Entre hurlements, larmes et refus : rester calme, c’est déjà soigner…
Les crises émotionnelles font partie du développement normal de l’enfant. Elles sont fréquentes, parfois épuisantes, mais profondément significatives. Un enfant en pleine crise n’est pas un petit tyran capricieux. C’est un être en pleine tempête intérieure, incapable de gérer seul ce qu’il ressent.
La bonne nouvelle ? Vous n’avez pas à “calmer” l’enfant. Vous avez à l’accompagner vers l'apaisement, sans violence, ni soumission, ni fuite.
Voici un guide en 6 étapes pour comprendre, réagir et aider un enfant en crise.
🌪️ 1. Comprendre ce qu’est une crise émotionnelle
Quand un enfant hurle, tape, jette, se roule au sol ou refuse toute coopération, il n’est ni insolent ni manipulateur. Il est submergé. Son cerveau émotionnel (amygdale) a pris le dessus sur sa capacité de raisonnement (cortex préfrontal), qui est encore en développement.
💡 Il ne “fait pas exprès”. Il vit une tempête intérieure.
Ce que vous pouvez faire :
Rappelez-vous : ce n’est pas contre vous.
Observez l’enfant comme un baromètre émotionnel, pas comme un défi personnel.
🧘♀️ 2. Garder son calme (même si c’est difficile)
Le premier réflexe est souvent de crier, punir, menacer ou abandonner. Mais un enfant en crise n’a pas besoin d’un adulte qui perd le contrôle. Il a besoin d’un pilier stable.
Ce que vous pouvez faire :
Respirez profondément, même en silence. Votre respiration apaise son système nerveux.
Parlez lentement, doucement : “Je suis là. Je vois que c’est très difficile pour toi.”
💬 “Quand l’enfant déborde, l’adulte doit contenir sans écraser.”
💭 3. Valider l’émotion (même si le comportement est inacceptable)
Un enfant a besoin de sentir que ce qu’il ressent n’est pas mauvais, même si ce qu’il fait doit être recadré. Valider l’émotion, c’est lui donner le droit d’exister.
Ce que vous pouvez dire :
“Tu es très en colère, je comprends.”
“Tu es triste parce que tu voulais encore jouer.”
“C’est dur de devoir attendre, je te vois.”
💡 Valider ne veut pas dire céder. Cela veut dire se connecter émotionnellement.
🧱 4. Contenir avec fermeté douce
Il est essentiel de protéger l’enfant et son entourage pendant la crise. Mais sans brutalité ni humiliation.
Ce que vous pouvez faire :
Éloignez l’enfant si nécessaire (pièce calme, espace sécurisé).
Protégez les autres enfants sans dramatiser.

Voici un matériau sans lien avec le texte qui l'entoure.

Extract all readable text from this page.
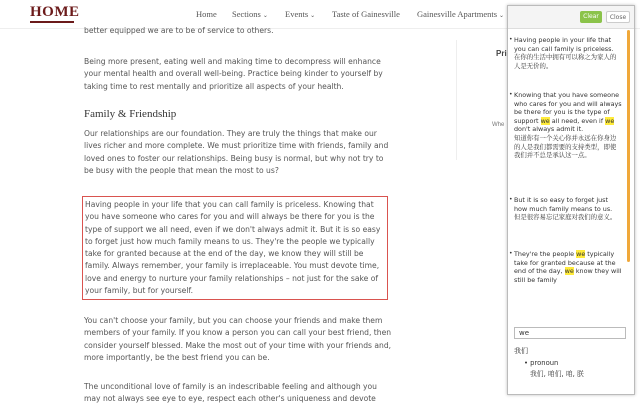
HOME	Home Sections ⌄ Events ⌄ Taste of Gainesville Gainesville Apartments ⌄

better equipped we are to be of service to others.

Being more present, eating well and making time to decompress will enhance your mental health and overall well-being. Practice being kinder to yourself by taking time to rest mentally and prioritize all aspects of your health.

Family & Friendship

Our relationships are our foundation. They are truly the things that make our lives richer and more complete. We must prioritize time with friends, family and loved ones to foster our relationships. Being busy is normal, but why not try to be busy with the people that mean the most to us?

Having people in your life that you can call family is priceless. Knowing that you have someone who cares for you and will always be there for you is the type of support we all need, even if we don't always admit it. But it is so easy to forget just how much family means to us. They're the people we typically take for granted because at the end of the day, we know they will still be family. Always remember, your family is irreplaceable. You must devote time, love and energy to nurture your family relationships – not just for the sake of your family, but for yourself.

You can't choose your family, but you can choose your friends and make them members of your family. If you know a person you can call your best friend, then consider yourself blessed. Make the most out of your time with your friends and, more importantly, be the best friend you can be.

The unconditional love of family is an indescribable feeling and although you may not always see eye to eye, respect each other's uniqueness and devote

Pri
Whe
Clear	Close
• Having people in your life that you can call family is priceless.
在你的生活中拥有可以称之为家人的人是无价的。
• Knowing that you have someone who cares for you and will always be there for you is the type of support we all need, even if we don't always admit it.
知道你有一个关心你并永远在你身边的人是我们都需要的支持类型，即使我们并不总是承认这一点。
• But it is so easy to forget just how much family means to us.
但是很容易忘记家庭对我们的意义。
• They're the people we typically take for granted because at the end of the day, we know they will still be family
we
我们
• pronoun
我们, 咱们, 咱, 朕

Si l’enfant tape ou casse : tenez doucement ses mains et dites fermement : “Je ne te laisse pas taper. Je suis là, tu peux être en colère, mais je te protège.”
💬 L’enfant a besoin de vos limites pour se sentir en sécurité.
🤝 5. Rester présent… même s’il vous rejette
Un enfant en crise peut dire “pars !”, “je te déteste !”, ou se cacher. C’est l’émotion qui parle. Rester disponible sans l’envahir est un acte d’amour invisible mais puissant.
Ce que vous pouvez faire :
Asseyez-vous près de lui, sans parler, si le contact le dérange.
Dites-lui : “Je reste là, quand tu seras prêt, je suis là pour toi.”
💡 Votre présence silencieuse est parfois plus thérapeutique que mille mots.
🌈 6. Réparer après la tempête
Une fois la crise passée, ne faites pas comme si rien ne s’était passé. C’est le moment idéal pour reconnecter, mettre des mots, et aider l’enfant à comprendre ce qu’il a vécu.
Ce que vous pouvez faire :
Parlez doucement : “Tu étais très en colère tout à l’heure. Tu te souviens ?”
Explorez ensemble d’autres façons d’exprimer ses émotions.
Félicitez-le d’avoir retrouvé son calme : “Tu vois, tu y es arrivé.”
💬 Chaque crise est une occasion d’apprentissage, pas un échec.
🧠 En résumé
Un enfant en pleine crise a besoin de :
Un adulte calme et stable
Un cadre ferme mais bienveillant
Une validation de ses émotions
Une présence rassurante
Une réparation après-coup
Du temps et de la répétition
💬 À retenir :
“Un enfant qui fait une crise ne cherche pas à déranger. Il cherche désespérément à être compris.”
Vous n’êtes pas un mauvais parent si votre enfant fait des crises. Vous êtes un humain face à un autre humain en construction. Chaque crise traversée avec respect renforce la confiance entre vous.